The President will also be visiting the India-Ghana Kofi Annan Centre of Excellence in ICT, set up by India, and will meet its faculty and alumni.

“In 2011, a new government has come in and there has been a national reconciliation... With Ivory Coast, since this is the first visit, I guess the difference of languages must have dissuaded other higher level visits because it is one of the francophone countries,” Sinha said.

Mukherjee will be received by President Alassane Ouattara himself at the airport.

He might be honoured with the highest award of that country, besides a symbolic handing over of key of Abidjan city.

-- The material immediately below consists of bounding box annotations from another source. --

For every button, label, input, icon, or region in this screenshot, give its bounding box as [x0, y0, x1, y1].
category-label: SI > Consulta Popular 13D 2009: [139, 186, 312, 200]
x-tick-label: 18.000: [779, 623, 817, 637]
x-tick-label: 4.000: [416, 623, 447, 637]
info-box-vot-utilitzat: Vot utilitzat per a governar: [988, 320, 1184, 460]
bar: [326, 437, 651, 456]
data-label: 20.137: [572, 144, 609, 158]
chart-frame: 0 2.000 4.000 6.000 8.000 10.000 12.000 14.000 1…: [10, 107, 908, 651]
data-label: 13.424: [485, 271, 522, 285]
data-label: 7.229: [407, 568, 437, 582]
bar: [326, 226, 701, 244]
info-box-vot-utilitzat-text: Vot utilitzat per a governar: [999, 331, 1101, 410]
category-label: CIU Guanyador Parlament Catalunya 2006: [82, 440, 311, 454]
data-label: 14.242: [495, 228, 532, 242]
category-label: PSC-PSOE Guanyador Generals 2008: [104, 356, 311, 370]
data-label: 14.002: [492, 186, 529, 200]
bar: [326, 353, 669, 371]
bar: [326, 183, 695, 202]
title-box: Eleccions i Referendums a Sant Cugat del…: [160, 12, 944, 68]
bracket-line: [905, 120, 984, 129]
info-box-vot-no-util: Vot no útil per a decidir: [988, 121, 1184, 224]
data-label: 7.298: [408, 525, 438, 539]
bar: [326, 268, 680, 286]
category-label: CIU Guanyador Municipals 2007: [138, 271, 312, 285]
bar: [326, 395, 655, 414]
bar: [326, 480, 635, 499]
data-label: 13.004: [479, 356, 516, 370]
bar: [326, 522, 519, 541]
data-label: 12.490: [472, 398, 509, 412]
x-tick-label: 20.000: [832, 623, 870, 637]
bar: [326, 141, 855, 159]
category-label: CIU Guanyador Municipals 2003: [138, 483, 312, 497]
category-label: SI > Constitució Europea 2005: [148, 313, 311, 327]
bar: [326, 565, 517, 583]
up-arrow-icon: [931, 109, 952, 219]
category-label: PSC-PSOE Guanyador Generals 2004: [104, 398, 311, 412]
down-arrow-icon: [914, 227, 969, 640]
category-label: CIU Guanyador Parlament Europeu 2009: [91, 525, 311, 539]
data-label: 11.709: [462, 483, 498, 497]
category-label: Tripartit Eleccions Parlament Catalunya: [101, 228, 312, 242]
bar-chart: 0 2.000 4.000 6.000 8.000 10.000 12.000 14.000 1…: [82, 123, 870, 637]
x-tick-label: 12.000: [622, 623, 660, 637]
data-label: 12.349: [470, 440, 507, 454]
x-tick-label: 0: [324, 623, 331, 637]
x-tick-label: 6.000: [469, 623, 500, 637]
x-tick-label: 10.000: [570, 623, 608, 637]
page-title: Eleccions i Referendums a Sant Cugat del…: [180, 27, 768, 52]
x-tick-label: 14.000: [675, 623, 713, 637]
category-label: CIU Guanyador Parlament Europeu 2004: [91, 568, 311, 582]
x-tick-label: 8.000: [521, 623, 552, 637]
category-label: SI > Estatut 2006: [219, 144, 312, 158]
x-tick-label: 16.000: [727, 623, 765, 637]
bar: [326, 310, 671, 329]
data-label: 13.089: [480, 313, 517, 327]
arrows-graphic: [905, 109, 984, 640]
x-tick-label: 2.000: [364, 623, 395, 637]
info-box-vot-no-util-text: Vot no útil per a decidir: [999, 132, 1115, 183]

“...Exim Bank, is going to re-open its office. It was relocated to Dakar during the civil war, so they have now got all the permissions and are relocating to Ivory Coast. This is their regional office is West Africa to monitor all the lines of credit that we have,” he said.

Ivory Coast, a francophone country, is the biggest producer and exporter of cashew nuts to India which procures nearly 80 per cent of its total exports of cashew nuts.

The final stop will be Windhoek, capital of Namibia, where Mukherjee will meet President Sam Nujoma.

Namibia is a mineral and mining driven economy and India is likely to offer mining engineering training.

“The mining sector contributes roughly 10 or 11 per cent of the GDP but it gets them 50 per cent of their foreign exchange earnings so they are highly dependent on that. It is a small country with a population of around 2.5 or three millions,” Sinha said.

India is likely to sign four MoUs on deputation of Indian Army for training purposes to Namibian Defence Forces and establishment of a Centre of Excellence in Information Technology which they need.

“Then there will be an MoU between Namibian Institute of Public Administration and Management and our own IIM Ahmedabad and also between their Public Administration and our Lal Bahadur Shashtri Academy which trains civil servants because they are focused on developing their own capacities,” he said.